The stage is finally set for Game 1 of the NBA Finals. This will mark the first time in NBA history that Finals games will be held outside of the United States. The Toronto Raptors, who got past the Milwaukee Bucks in six games in the Eastern Conference Finals, will host the Golden State Warriors tonight. The Warriors have had eight days of rest since sweeping the Portland Trail Blazers in the Western Conference Finals last week.
The Warriors are heavy favorites to win a third consecutive championship, but the fact that the Raptors will have home court advantage in the series figures to even the playing field a bit. It also doesn’t hurt that Golden State will be without Kevin Durant for at least Game 1, if not longer. Durant has been sidelined since Game 5 of the Warriors’ second round series against the Houston Rockets due to a calf strain.

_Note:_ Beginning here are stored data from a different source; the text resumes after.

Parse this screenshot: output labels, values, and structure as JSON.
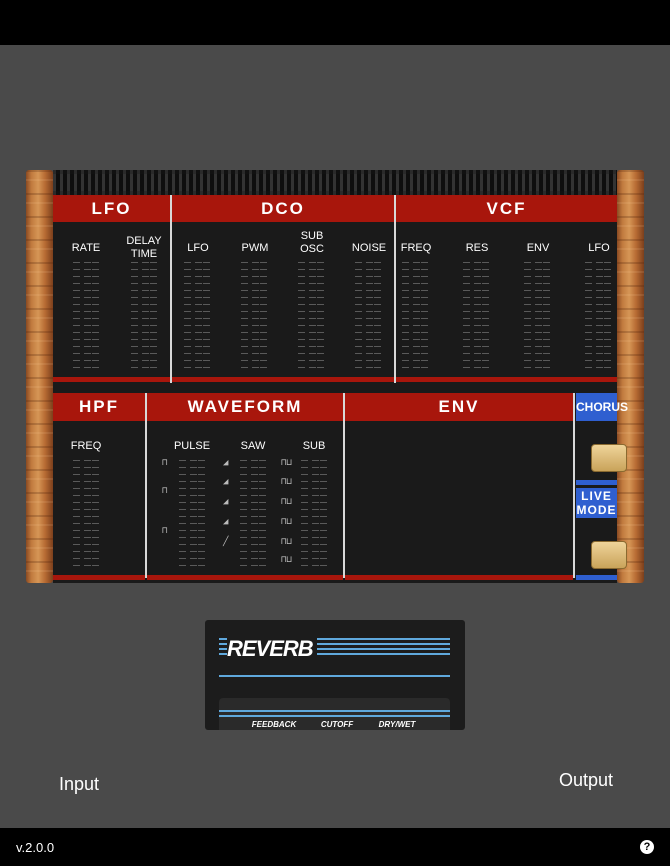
{
  "footer": {
    "version": "v.2.0.0",
    "help_label": "?"
  },
  "sections": {
    "lfo": {
      "title": "LFO",
      "controls": [
        "RATE",
        "DELAY\nTIME"
      ]
    },
    "dco": {
      "title": "DCO",
      "controls": [
        "LFO",
        "PWM",
        "SUB\nOSC",
        "NOISE"
      ]
    },
    "vcf": {
      "title": "VCF",
      "controls": [
        "FREQ",
        "RES",
        "ENV",
        "LFO"
      ]
    },
    "hpf": {
      "title": "HPF",
      "controls": [
        "FREQ"
      ]
    },
    "waveform": {
      "title": "WAVEFORM",
      "controls": [
        "PULSE",
        "SAW",
        "SUB"
      ]
    },
    "env": {
      "title": "ENV"
    },
    "chorus": {
      "title": "CHORUS"
    },
    "live_mode": {
      "title": "LIVE\nMODE"
    }
  },
  "reverb": {
    "title": "REVERB",
    "controls": [
      "FEEDBACK",
      "CUTOFF",
      "DRY/WET"
    ]
  },
  "io": {
    "input": "Input",
    "output": "Output"
  },
  "colors": {
    "section_red": "#a8160c",
    "accent_blue": "#2f5fd0",
    "reverb_line": "#5fa8dc"
  }
}
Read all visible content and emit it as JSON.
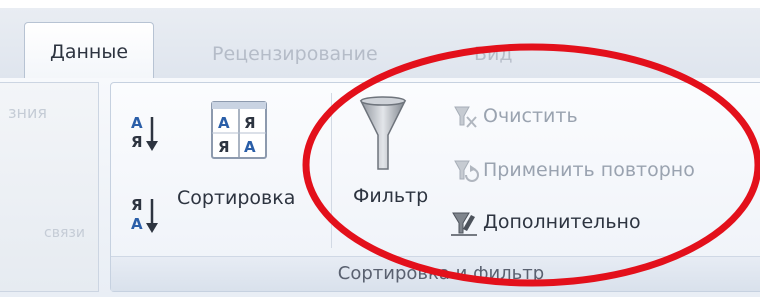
{
  "tabs": {
    "active": "Данные",
    "review": "Рецензирование",
    "view": "Вид"
  },
  "prev_group": {
    "top_fragment": "зния",
    "bottom_fragment": "связи"
  },
  "sort_filter": {
    "group_label": "Сортировка и фильтр",
    "sort_label": "Сортировка",
    "filter_label": "Фильтр",
    "clear_label": "Очистить",
    "reapply_label": "Применить повторно",
    "advanced_label": "Дополнительно",
    "sort_az_glyph": "А\nЯ",
    "sort_za_glyph": "Я\nА",
    "sort_dialog_glyph": "А Я\nЯ А"
  },
  "icons": [
    "sort-az-icon",
    "sort-za-icon",
    "sort-dialog-icon",
    "filter-funnel-icon",
    "clear-filter-icon",
    "reapply-filter-icon",
    "advanced-filter-icon"
  ],
  "colors": {
    "annotation_ellipse": "#e3101b"
  }
}
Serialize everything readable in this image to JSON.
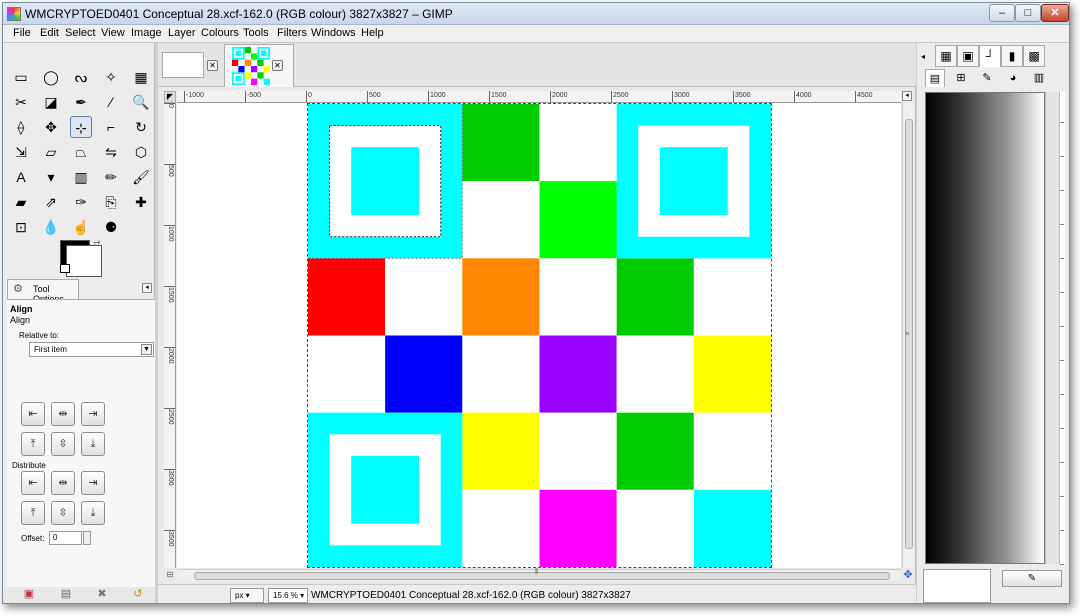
{
  "window": {
    "title": "WMCRYPTOED0401 Conceptual 28.xcf-162.0 (RGB colour) 3827x3827 – GIMP",
    "minimize_icon": "minimize-icon",
    "maximize_icon": "maximize-icon",
    "close_icon": "close-icon"
  },
  "menus": [
    "File",
    "Edit",
    "Select",
    "View",
    "Image",
    "Layer",
    "Colours",
    "Tools",
    "Filters",
    "Windows",
    "Help"
  ],
  "toolbox": {
    "tools": [
      {
        "name": "rect-select-tool",
        "glyph": "▭"
      },
      {
        "name": "ellipse-select-tool",
        "glyph": "◯"
      },
      {
        "name": "free-select-tool",
        "glyph": "ᔓ"
      },
      {
        "name": "fuzzy-select-tool",
        "glyph": "✧"
      },
      {
        "name": "select-by-colour-tool",
        "glyph": "▦"
      },
      {
        "name": "scissors-select-tool",
        "glyph": "✂"
      },
      {
        "name": "foreground-select-tool",
        "glyph": "◪"
      },
      {
        "name": "paths-tool",
        "glyph": "✒"
      },
      {
        "name": "colour-picker-tool",
        "glyph": "⁄"
      },
      {
        "name": "zoom-tool",
        "glyph": "🔍"
      },
      {
        "name": "measure-tool",
        "glyph": "⟠"
      },
      {
        "name": "move-tool",
        "glyph": "✥"
      },
      {
        "name": "align-tool",
        "glyph": "⊹",
        "active": true
      },
      {
        "name": "crop-tool",
        "glyph": "⌐"
      },
      {
        "name": "rotate-tool",
        "glyph": "↻"
      },
      {
        "name": "scale-tool",
        "glyph": "⇲"
      },
      {
        "name": "shear-tool",
        "glyph": "▱"
      },
      {
        "name": "perspective-tool",
        "glyph": "⏢"
      },
      {
        "name": "flip-tool",
        "glyph": "⇋"
      },
      {
        "name": "cage-transform-tool",
        "glyph": "⬡"
      },
      {
        "name": "text-tool",
        "glyph": "A"
      },
      {
        "name": "bucket-fill-tool",
        "glyph": "▾"
      },
      {
        "name": "blend-tool",
        "glyph": "▥"
      },
      {
        "name": "pencil-tool",
        "glyph": "✏"
      },
      {
        "name": "paintbrush-tool",
        "glyph": "🖌"
      },
      {
        "name": "eraser-tool",
        "glyph": "▰"
      },
      {
        "name": "airbrush-tool",
        "glyph": "⇗"
      },
      {
        "name": "ink-tool",
        "glyph": "✑"
      },
      {
        "name": "clone-tool",
        "glyph": "⎘"
      },
      {
        "name": "heal-tool",
        "glyph": "✚"
      },
      {
        "name": "perspective-clone-tool",
        "glyph": "⊡"
      },
      {
        "name": "blur-tool",
        "glyph": "💧"
      },
      {
        "name": "smudge-tool",
        "glyph": "☝"
      },
      {
        "name": "dodge-burn-tool",
        "glyph": "⚈"
      }
    ],
    "tool_options_tab": "Tool Options",
    "tool_name": "Align",
    "tool_sub": "Align",
    "relative_label": "Relative to:",
    "relative_value": "First item",
    "distribute_label": "Distribute",
    "offset_label": "Offset:",
    "offset_value": "0",
    "align_buttons": [
      {
        "name": "align-left-edge-button",
        "glyph": "⇤"
      },
      {
        "name": "align-center-horizontal-button",
        "glyph": "⇹"
      },
      {
        "name": "align-right-edge-button",
        "glyph": "⇥"
      },
      {
        "name": "align-top-edge-button",
        "glyph": "⤒"
      },
      {
        "name": "align-middle-vertical-button",
        "glyph": "⇳"
      },
      {
        "name": "align-bottom-edge-button",
        "glyph": "⤓"
      }
    ],
    "distribute_buttons": [
      {
        "name": "distribute-left-edges-button",
        "glyph": "⇤"
      },
      {
        "name": "distribute-centers-horizontal-button",
        "glyph": "⇹"
      },
      {
        "name": "distribute-right-edges-button",
        "glyph": "⇥"
      },
      {
        "name": "distribute-top-edges-button",
        "glyph": "⤒"
      },
      {
        "name": "distribute-middles-vertical-button",
        "glyph": "⇳"
      },
      {
        "name": "distribute-bottom-edges-button",
        "glyph": "⤓"
      }
    ],
    "footer_icons": [
      "save-options-icon",
      "restore-options-icon",
      "delete-options-icon",
      "reset-options-icon"
    ]
  },
  "image": {
    "ruler_h_labels": [
      "-1000",
      "-500",
      "0",
      "500",
      "1000",
      "1500",
      "2000",
      "2500",
      "3000",
      "3500",
      "4000",
      "4500"
    ],
    "ruler_v_labels": [
      "0",
      "500",
      "1000",
      "1500",
      "2000",
      "2500",
      "3000",
      "3500"
    ],
    "unit": "px",
    "zoom": "15.6 %",
    "status": "WMCRYPTOED0401 Conceptual 28.xcf-162.0 (RGB colour) 3827x3827",
    "grid_rows": [
      [
        "finder",
        "finder",
        "#00cc00",
        "#ffffff",
        "finder",
        "finder"
      ],
      [
        "finder",
        "finder",
        "#ffffff",
        "#00ff00",
        "finder",
        "finder"
      ],
      [
        "#ff0000",
        "#ffffff",
        "#ff8800",
        "#ffffff",
        "#00cc00",
        "#ffffff"
      ],
      [
        "#ffffff",
        "#0000ff",
        "#ffffff",
        "#9900ff",
        "#ffffff",
        "#ffff00"
      ],
      [
        "finder",
        "finder",
        "#ffff00",
        "#ffffff",
        "#00cc00",
        "#ffffff"
      ],
      [
        "finder",
        "finder",
        "#ffffff",
        "#ff00ff",
        "#ffffff",
        "#00ffff"
      ]
    ],
    "finder_color": "#00ffff"
  },
  "dock": {
    "top_tabs": [
      "patterns-icon",
      "brush-tab-icon",
      "brush-shape-icon",
      "gradient-icon",
      "palette-icon"
    ],
    "top_tab_glyphs": [
      "▦",
      "▣",
      "┘",
      "▮",
      "▩"
    ],
    "second_tabs": [
      "layers-icon",
      "channels-icon",
      "paths-icon",
      "colormap-icon",
      "histogram-icon"
    ],
    "second_tab_glyphs": [
      "▤",
      "⊞",
      "✎",
      "◕",
      "▥"
    ],
    "bottom_button_icon": "edit-brush-icon"
  }
}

The Raptors won both regular season meetings against Golden State, but experience matters once you get to the championship round. The Raptors do have three players (Kawhi Leonard, Serge Ibaka, Danny Green) that have been in the Finals in the past, but this is obviously a far more familiar setting for a Warriors team appearing in their fifth consecutive Finals.
For additional information on this exciting game – check out Drew Goldfarb’s point of view.
|2019 ATS Home||19-29-1||25-26-0|
|2019 ATS Away||23-25-1||22-26-1|
|2019 O/U Home||20-29-0||27-24-0|
|2019 O/U Away||28-21-0||25-23-1|
The Raptors made the bold decision to trade DeMar DeRozan and Jakob Poeltl to the Spurs last summer in exchange for Leonard and Green. Leonard has the ability to leave as an unrestricted free agent in July, but the Raptors decided making the deal would be worth it if it gave them a legitimate shot at bringing a championship to Canada for the first time. So far, so good.
Leonard has been otherworldly in these playoffs thus far. The former Finals MVP has averaged 31.2 points, 8.8 rebounds, and nearly four assists per game in the 18 postseason games to this point. He has shot nearly 51% from the field and nearly 39% from three-point range. His numbers have increased across the board since the playoffs began.
Obviously, Golden State’s primary task defensively should be trying to find a way to slow him down. A stout defensive Bucks squad had no chance of stopping him in the last round, and he wound up torching Milwaukee to the tune of 27 points and 17 rebounds in the decisive Game 6.
Given all the firepower on the Golden State side, the Raptors are going to need someone other than Leonard to give them something offensively if they have any real hopes of emerging victorious tonight. Kyle Lowry and Pascal Siakam have been serving as the complementary offensive forces next to Leonard, but it’ll be interesting to see whether Fred VanVleet can continue his hot shooting. VanVleet scored a combined 48 points on blazing 86% shooting from three-point range in the final three games of the series against Milwaukee.
While Durant is still sidelined, the Warriors will be getting DeMarcus Cousins back for Game 1. Boogie suffered a quad injury during the team’s first-round series against the Clippers, and many feared at the time that he would be lost for the season. However, he’s reportedly pain-free and ready to roll for his first-ever appearance in the Finals.
Cousins’ fit with the Warriors hasn’t been great, but he can provide some secondary scoring if he winds up playing off the bench. One would imagine Cousins will be limited considering he hasn’t seen game action in weeks, but it shouldn’t hurt the Warriors’ chances to have a dynamic offensive force like that returning to the floor.
Obviously, everything else for Golden State will flow through Steph Curry and Draymond Green. Curry averaged 36.5 points per game in the team’s four-game sweep of the Blazers in the last round, while Green came within a few assists of averaging a triple-double.
Obviously, it’s critical for Toronto to win at least one of the first two games of the series on their home floor. Losing both would mean almost certain doom in the series with the scene shifting to the California coast for Games 3 and 4.
The Warriors will have the advantage in terms of rest ahead of this game, but rust can certainly be a factor when a team has so much time off. The Raptors haven’t played since Saturday, so it’s not like they should be overly fatigued, either. I do expect some early jitters here, especially for Toronto, but I would be very surprised if we didn’t get a close, hard-fought series in the end.
I think the Raptors will make the Warriors work in this series, and I think they’re a lock to win at least one of these first two games. Picking the Warriors to lose is never a comfortable feeling, but I like the way they match up overall.
Give me the Raptors as home dogs in Game 1. Betting on the Raptors to win on the moneyline (-105) offers slightly more value than Toronto covering the 1-point spread (-110), so I’d just take the moneyline here.